CA-3′, A: 5′-CGCTCCGAACAACGCGGCTAT-3′, probe: 5′- TTAGTGCAGCCAACGCGGCCGCG; the primers and probes of CFP10 are as follows: S: 5′- AAGCAGCCAATAAGCAGAAGC-3′, A: 5′- AGCCCATTTGCGAGGACA-3′, probe: 5′-GACGAATATTCGTCAGGCCGG-3′; and the primers and probes of EAST6 are as follows: S: 5′-CGTCCATTCATTCCCTCCTT-3′, A: 5′-TACGCCTCCGAACCGCTA-3′, Probe :5′-AAGCAGTCCCTGACCAAGCTCGCA-3′. The probes were marked with FAM at 5′ terminal and BQ1 at 3′ terminal. The amplification reaction included the following components: 10 μl of 2 × TaqMan Gene Expression Master Mix (Invitrogen, Shanghai, China), 2 μl of 100 ng/μl whole-blood genomic DNA or plasmid DNA, 1 μl of 10 μM forward primer and reverse primer, 0.5 μl of 10 μM TaqMan probe, and ddH2O to a final volume of 20 μl. The following thermocycler parameters were used: 95 °C for 5 min, followed by 40 cycles at 95 °C for 15 s, and 60 °C for 1 min. The standard curves for CFP10, Rv1768 and EAST6 genes were generated using known concentrations of the pET28a-CFP10, pET28a-Rv1768, and pET28a-EAST6 plasmids, and the CT values (Step One Plus build-in software) of the blood samples were transformed to the target gene copy numbers, based on the standard curves. Each sample was analyzed in three repetitive wells in one experiment, and each experiment was repeated three times.
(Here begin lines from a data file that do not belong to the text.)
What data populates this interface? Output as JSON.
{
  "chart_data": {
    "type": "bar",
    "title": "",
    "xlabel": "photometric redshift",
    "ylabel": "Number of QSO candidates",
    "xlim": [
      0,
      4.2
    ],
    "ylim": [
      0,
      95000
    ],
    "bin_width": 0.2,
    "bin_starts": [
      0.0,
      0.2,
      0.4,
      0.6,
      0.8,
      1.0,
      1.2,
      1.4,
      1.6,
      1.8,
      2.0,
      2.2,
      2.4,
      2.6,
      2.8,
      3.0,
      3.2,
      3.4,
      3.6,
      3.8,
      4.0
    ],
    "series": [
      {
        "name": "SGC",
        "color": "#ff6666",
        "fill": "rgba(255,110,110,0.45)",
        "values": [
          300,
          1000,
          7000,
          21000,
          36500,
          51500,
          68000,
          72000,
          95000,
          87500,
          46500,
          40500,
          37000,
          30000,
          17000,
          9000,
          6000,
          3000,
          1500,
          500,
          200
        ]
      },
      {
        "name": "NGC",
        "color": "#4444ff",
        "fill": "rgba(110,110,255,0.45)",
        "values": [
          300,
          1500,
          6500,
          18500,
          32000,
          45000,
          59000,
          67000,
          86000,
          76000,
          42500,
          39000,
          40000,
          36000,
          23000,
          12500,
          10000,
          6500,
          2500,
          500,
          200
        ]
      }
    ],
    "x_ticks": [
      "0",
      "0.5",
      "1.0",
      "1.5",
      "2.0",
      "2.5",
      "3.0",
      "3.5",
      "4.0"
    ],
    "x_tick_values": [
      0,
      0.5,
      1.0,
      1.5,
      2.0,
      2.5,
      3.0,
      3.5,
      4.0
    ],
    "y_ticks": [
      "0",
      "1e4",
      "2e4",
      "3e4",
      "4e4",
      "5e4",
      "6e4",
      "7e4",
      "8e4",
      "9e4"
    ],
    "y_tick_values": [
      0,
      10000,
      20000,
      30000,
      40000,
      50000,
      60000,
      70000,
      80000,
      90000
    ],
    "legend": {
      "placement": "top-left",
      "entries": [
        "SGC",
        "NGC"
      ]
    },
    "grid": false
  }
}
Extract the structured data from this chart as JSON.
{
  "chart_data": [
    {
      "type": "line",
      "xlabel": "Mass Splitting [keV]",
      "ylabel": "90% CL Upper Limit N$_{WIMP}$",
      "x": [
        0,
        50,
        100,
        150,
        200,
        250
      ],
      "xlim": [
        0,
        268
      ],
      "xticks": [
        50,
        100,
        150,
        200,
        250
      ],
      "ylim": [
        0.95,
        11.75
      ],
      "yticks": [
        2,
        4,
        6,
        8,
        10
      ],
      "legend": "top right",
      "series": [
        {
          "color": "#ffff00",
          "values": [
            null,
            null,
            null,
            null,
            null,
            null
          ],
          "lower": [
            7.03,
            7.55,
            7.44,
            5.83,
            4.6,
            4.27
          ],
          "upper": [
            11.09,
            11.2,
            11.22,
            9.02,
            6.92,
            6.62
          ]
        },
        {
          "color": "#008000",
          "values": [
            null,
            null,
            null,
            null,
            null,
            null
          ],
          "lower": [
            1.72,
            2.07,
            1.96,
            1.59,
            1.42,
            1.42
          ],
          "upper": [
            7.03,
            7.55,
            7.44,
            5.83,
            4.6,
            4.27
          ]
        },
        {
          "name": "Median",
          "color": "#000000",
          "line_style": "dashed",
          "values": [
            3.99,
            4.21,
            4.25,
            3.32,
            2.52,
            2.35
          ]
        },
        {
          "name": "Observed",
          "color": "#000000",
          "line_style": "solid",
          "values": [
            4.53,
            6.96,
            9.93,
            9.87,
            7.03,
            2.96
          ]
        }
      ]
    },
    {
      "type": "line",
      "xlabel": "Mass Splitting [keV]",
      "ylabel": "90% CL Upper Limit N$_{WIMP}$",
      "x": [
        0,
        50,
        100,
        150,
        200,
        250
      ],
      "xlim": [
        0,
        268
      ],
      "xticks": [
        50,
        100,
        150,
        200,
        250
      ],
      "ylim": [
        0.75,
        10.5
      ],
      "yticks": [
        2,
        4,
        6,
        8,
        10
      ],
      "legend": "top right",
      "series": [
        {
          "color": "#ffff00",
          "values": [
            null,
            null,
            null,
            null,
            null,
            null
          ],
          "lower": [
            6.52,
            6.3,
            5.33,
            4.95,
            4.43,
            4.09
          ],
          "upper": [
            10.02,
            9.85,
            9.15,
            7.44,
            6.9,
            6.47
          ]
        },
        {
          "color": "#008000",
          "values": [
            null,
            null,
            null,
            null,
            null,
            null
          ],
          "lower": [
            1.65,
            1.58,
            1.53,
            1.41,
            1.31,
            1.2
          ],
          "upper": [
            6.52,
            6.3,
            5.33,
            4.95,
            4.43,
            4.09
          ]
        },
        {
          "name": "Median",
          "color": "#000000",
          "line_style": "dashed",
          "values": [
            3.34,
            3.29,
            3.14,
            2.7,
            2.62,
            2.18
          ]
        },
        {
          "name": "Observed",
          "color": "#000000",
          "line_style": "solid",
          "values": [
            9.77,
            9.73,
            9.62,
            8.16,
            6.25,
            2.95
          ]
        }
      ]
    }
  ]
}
Droplet digital PCR (ddPCR)

Next, CFP10 and Rv1768 DNA copy numbers were quantified in the same samples using the QX100™ Droplet Digital™ PCR system (Bio-Rad, CA, USA). The 20 μl ddPCR mixture comprised of 10 μl of 2 × ddPCR Supermix (Bio-Rad, CA, USA), 1.0 μl of 10 μM sense and antisense primer, 0.5 μl of 10 μM probe, 2 μl of 100 ng/μl whole-blood genomic DNA or plasmid DNA, and RNase/DNase-free water to a final volume of 20 μl. The mixture was placed into the DG8 cartridge with 70 μl of droplet generation oil (Bio-Rad, CA, USA), and the droplets were formed in the droplet generator (Bio-Rad, CA, USA). Subsequently, the droplets were transferred to a 96-well PCR plate (Eppendorf, Hamburg, Germany), and PCR amplification was performed on a S1000 thermalcycler (Bio-Rad, CA, USA) using the following parameters: 95 °C for 5 min, followed by 40 cycles at 95 °C for 30 s and 60 °C for 60 s, with a final hold for 10 min at 98 °C. After amplification, the plate was loaded on the droplet reader (Bio-Rad, CA, USA), and the droplets from each well of the plate were automatically read at a rate of 32-wells per hour. The ddPCR data were analyzed using QuantaSoft analysis software (Bio-Rad, CA, USA), and the quantification of the target genes is presented as the number of copies per μl in PCR mixture. The recombinant plasmids were used as templates to draw the standard curves.

Statistical methods

SPSS17.0 statistical analysis software was used to analyze the data. T test and ANOVA were used to compare the differences between each group. Differences were considered statistically significant for p values <0.05.